By her eightieth birthday Stanton could barely stand. Always plump, she had become fat, and arthritic knees could not hold her. She rarely left an apartment in New York City. Her eyesight faded, and by 1899 she was blind. She dictated articles and tried to revise her best-known speeches orally. She died at home in New York, leaving unmailed a letter to Theodore Roosevelt seeking his endorsement of woman suffrage.

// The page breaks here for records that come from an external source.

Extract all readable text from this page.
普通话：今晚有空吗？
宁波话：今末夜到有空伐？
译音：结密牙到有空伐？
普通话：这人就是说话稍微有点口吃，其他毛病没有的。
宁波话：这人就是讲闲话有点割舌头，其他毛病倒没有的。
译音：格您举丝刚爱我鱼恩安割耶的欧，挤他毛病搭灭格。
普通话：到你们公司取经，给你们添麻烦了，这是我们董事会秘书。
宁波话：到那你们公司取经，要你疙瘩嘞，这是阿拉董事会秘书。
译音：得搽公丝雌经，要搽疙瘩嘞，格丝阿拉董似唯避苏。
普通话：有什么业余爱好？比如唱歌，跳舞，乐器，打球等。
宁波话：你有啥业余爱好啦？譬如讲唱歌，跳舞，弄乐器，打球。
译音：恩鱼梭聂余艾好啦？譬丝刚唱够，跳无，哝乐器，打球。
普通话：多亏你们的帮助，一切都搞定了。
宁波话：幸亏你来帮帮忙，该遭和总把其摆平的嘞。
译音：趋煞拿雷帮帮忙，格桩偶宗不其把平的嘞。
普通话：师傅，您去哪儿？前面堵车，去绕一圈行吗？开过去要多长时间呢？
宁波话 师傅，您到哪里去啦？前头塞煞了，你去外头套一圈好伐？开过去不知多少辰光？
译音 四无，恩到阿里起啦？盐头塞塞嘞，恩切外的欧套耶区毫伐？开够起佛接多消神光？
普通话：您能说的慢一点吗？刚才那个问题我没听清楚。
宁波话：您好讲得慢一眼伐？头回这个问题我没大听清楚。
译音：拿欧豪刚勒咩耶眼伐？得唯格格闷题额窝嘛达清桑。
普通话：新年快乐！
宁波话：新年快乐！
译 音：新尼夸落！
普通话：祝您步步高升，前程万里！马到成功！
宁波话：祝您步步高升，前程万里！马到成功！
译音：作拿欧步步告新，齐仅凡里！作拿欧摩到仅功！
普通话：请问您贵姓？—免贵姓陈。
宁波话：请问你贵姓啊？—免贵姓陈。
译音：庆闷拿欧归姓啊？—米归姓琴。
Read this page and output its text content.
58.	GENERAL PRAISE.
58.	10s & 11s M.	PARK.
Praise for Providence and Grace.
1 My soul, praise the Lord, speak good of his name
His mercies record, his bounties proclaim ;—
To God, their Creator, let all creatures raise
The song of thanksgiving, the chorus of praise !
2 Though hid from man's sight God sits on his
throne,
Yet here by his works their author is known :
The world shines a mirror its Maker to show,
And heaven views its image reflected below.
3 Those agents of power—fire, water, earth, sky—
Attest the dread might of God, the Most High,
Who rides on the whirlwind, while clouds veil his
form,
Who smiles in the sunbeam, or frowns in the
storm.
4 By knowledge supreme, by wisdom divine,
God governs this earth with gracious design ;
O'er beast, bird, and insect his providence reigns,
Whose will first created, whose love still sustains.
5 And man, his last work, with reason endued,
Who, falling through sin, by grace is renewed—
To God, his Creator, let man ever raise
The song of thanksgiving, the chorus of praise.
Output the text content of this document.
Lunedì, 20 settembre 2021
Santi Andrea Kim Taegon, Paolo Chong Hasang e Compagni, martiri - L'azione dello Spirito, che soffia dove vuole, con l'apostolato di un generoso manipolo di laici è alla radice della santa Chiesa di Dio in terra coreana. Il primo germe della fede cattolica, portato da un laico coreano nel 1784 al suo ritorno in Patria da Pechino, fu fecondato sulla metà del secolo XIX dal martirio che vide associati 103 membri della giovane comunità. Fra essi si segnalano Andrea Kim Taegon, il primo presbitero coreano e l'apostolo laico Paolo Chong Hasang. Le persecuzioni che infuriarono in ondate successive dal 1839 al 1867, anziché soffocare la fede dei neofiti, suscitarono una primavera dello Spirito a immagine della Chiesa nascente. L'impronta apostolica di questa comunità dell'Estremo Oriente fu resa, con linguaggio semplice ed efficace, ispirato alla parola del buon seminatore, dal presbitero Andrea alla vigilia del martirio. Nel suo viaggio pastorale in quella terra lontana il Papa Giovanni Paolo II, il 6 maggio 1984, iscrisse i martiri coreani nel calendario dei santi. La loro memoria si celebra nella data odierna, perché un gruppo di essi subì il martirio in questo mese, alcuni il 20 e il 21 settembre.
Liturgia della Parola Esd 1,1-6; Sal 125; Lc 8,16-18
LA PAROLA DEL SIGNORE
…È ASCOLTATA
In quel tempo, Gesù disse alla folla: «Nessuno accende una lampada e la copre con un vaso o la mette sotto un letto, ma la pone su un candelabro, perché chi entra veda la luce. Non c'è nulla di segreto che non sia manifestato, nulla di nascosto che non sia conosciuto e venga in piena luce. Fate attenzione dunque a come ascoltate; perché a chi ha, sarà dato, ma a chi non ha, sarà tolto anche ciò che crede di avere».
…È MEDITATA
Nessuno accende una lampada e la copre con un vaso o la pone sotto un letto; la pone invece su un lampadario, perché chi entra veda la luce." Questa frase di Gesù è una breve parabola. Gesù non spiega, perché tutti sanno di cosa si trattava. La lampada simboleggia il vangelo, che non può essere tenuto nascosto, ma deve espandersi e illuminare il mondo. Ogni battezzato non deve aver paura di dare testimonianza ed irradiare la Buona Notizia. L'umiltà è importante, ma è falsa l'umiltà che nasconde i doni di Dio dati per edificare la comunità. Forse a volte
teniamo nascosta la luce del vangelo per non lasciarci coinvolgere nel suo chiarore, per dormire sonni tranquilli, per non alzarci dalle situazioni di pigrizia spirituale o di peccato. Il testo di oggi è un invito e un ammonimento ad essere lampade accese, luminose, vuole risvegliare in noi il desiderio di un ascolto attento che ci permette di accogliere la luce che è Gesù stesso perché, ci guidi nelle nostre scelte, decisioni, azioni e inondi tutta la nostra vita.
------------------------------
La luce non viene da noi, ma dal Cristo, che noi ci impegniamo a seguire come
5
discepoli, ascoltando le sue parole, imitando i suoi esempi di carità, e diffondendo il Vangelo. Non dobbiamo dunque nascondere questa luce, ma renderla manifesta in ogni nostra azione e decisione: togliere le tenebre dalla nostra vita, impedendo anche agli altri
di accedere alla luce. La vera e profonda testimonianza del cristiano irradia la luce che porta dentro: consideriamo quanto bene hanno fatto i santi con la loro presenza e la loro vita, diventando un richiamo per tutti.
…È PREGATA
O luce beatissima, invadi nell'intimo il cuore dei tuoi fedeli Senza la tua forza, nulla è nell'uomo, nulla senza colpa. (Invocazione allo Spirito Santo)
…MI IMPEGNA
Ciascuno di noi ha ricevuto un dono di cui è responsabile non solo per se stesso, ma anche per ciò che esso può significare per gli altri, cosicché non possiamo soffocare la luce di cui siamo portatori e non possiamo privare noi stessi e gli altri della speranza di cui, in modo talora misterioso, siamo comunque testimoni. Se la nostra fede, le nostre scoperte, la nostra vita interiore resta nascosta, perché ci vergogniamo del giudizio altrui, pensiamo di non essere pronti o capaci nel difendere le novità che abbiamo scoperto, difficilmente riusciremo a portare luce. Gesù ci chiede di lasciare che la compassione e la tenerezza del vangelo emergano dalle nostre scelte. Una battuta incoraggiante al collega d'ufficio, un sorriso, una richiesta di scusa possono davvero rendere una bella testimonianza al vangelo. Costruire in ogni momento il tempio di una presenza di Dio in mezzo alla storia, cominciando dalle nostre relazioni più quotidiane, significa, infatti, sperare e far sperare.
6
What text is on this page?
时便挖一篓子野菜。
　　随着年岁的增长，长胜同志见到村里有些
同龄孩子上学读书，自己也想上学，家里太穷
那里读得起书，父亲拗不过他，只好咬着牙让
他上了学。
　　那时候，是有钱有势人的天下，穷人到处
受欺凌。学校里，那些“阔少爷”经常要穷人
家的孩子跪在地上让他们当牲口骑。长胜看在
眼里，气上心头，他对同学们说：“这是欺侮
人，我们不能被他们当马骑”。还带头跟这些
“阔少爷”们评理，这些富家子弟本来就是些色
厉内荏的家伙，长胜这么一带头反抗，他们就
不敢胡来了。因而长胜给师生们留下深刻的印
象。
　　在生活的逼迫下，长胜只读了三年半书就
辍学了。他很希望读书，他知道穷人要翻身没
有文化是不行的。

Stanton’s legacy is complicated by her inexcusable (and to her argument, unnecessary) assaults on the rights and reputations of black men during Reconstruction. She coined the language that would mar the woman suffrage movement long after her death, expressing outrage that white men would give preference in voting rights to all manner of men over their educated white mothers, wives, and sisters. But more quickly than most Americans, she recognized the dire consequences of turning back to the states the power to regulate the electorate. Throughout her life Stanton believed that rights mattered, in everyday life and over the lifetime of every person, and she worked hard as a writer and lecturer to expand the rights of individuals. She was a popular speaker with a sense of humor and a gift for connecting legal and political abstractions to their human consequences, both of which give her writing a timeless quality. Uncompromising and impatient as a reformer, and a democrat more in theory than in social practice, Stanton showed faulty judgment when she tried to set a political course.

Bibliography

Stanton’s papers, compiled from archives and printed sources, are microfilmed and indexed as the Papers of Elizabeth Cady Stanton and Susan B. Anthony, ed. Patricia G. Holland and Ann D. Gordon (1991). The first three volumes of the History of Woman Suffrage provide the best record of Stanton’s political activity as well as her historical writing; vol. 4, by Susan B. Anthony and Ida Harper (1904), covers the late years of her suffragism. The autobiographical Eighty Years and More: Reminiscences, 1815–1897 is very readable, and the Woman’s Bible still attracts critical attention. The reprints of both books (1993) contain useful essays by Ellen C. DuBois, Ann D. Gordon, and Maureen McCarthy. Theodore Stanton and Harriot Stanton Blatch, eds., Elizabeth Cady Stanton, As Revealed in Her Letters, Diary and Reminiscences (2 vols., 1992), is heavily edited and unreliable. More valuable is the recent selection in DuBois, ed., Elizabeth Cady Stanton, Susan B. Anthony: Correspondence Writings, Speeches, rev. ed. (1992). Theodore Tilton wrote a charming biography of Stanton in Eminent Women of the Age (1868). The best modern biography is Alma Lutz, Created Equal: A Biography of Elizabeth Cady Stanton, 1815–1902 (1940). Other useful biographies are Lois Banner, Elizabeth Cady Stanton: A Radical for Woman’s Rights (1980), and Elisabeth Griffith, In Her Own Right: The Life of Elizabeth Cady Stanton (1984). For Stanton’s early role in women’s rights agitation, see two articles by Judith Wellman: “The Seneca Falls Women’s Rights Convention: A Study of Social Networks,” Journal of Women’s History 3 (Spring 1991): 9–37, and “Women’s Rights, Republicanism and Revolutionary Rhetoric in Antebellum New York State,” New York History 69 (July 1988): 353–84. Stanton’s home in Seneca Falls belongs to the National Park Service and is open to the public. Her role at the start of Reconstruction is explored in DuBois, Feminism and Suffrage (1978), a work that should be read in conjunction with Bettina Aptheker’s critical essay in Woman’s Legacy: Essays on Race, Sex, and Class in American History (1982).